If a population has always contained 1,000 individuals and, over a thousand-year period there have been 500,000 births and 500,000 deaths, then (ignoring phasing effects) the average lifespan of the population will be two years. Even if 999 individuals live 1,000 years and the other 499,001 individuals live for 63 seconds each, the average lifespan would still be two years.
Likewise with lifetime birth rates. If there are 1,000 individuals and, over the course of a decade, one of them has 5,000 offspring and the others have zero, the average birth rate would be five per decade.
These averages are completely unaffected by distributions. It may well be that they do not represent typical members of the species, but numerically they are what they are.

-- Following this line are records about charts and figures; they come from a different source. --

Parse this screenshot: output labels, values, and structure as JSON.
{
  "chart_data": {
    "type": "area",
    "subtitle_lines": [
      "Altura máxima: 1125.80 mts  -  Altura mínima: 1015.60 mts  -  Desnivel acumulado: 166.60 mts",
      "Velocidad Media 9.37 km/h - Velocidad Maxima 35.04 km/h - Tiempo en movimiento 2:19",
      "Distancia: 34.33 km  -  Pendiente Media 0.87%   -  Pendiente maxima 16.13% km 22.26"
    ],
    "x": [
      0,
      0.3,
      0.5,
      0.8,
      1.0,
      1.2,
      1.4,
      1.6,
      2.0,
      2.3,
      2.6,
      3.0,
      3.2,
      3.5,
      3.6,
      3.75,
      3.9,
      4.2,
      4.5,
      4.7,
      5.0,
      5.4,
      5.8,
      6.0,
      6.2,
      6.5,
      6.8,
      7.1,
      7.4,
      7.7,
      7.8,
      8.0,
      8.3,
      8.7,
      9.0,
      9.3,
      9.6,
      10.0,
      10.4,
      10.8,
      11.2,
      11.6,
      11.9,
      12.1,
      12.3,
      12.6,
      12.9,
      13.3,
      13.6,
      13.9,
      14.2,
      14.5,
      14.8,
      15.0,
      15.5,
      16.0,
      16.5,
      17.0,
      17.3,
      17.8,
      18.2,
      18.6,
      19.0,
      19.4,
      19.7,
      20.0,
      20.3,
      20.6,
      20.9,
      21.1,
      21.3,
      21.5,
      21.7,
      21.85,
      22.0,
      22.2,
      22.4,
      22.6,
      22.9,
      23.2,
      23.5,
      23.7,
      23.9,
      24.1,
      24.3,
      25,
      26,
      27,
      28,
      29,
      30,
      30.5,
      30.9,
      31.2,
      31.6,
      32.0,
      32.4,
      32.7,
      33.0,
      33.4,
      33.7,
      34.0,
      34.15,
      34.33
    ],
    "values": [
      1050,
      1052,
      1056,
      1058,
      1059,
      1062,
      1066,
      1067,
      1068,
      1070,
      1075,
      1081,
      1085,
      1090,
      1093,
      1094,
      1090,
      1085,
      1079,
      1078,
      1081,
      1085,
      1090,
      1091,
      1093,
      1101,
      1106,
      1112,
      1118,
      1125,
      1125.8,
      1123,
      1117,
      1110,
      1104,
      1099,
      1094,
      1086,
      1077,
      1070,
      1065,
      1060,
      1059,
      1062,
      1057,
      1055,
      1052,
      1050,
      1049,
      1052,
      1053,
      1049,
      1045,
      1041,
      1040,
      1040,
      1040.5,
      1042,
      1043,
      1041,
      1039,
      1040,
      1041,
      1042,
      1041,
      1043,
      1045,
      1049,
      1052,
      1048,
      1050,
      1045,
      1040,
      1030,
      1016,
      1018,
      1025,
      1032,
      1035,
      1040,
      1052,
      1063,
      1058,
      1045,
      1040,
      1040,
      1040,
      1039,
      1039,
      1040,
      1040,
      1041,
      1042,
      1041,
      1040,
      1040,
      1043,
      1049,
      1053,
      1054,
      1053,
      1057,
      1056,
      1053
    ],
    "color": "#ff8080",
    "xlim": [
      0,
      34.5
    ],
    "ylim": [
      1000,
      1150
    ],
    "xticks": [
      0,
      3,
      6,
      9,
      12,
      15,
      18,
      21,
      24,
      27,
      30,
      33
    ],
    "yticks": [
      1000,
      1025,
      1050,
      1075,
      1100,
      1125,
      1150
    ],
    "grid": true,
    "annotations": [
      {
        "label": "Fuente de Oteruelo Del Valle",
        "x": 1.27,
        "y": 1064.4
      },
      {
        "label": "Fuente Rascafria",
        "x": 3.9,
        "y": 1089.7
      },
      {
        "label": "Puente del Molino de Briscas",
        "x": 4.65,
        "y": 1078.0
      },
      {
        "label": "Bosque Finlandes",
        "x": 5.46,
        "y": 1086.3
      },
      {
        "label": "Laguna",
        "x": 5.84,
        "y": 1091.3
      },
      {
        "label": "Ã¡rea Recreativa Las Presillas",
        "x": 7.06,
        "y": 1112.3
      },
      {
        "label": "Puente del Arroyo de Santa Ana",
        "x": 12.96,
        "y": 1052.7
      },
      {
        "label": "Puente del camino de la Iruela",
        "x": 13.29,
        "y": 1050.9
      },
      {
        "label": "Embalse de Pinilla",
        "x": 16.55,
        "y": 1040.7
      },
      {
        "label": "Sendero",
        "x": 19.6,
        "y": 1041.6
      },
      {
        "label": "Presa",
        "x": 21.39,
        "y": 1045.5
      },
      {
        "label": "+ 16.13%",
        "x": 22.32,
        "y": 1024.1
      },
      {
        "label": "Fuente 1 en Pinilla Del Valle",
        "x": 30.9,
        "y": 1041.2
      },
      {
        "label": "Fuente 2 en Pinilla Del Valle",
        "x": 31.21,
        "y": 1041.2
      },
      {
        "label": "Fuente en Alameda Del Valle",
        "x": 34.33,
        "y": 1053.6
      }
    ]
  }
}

Typically in a wild population death rate is a function of age. I can't post a plot, but consider death rate per age group vs. age. I'll use a step function for simplicity. The death rate for 0-2y/os is 0.4. The death rate for 18-20y/os is also 0.4. The death rate for 2 year periods in between is 0.025. The average lifespan is 10 years, but the death rate over those ten years is 0.5, the same as the birthrate in this thread.
In such situations as hard winters, drought, predators and hunting the death rate is also proportional to the number of animals present and the magnitude of the adverse situation. As the number of animals goes up, the death rate increases.
These complicaitons were simply left out of the problem. They are implied by the givens. There's no reason to claim contradiction.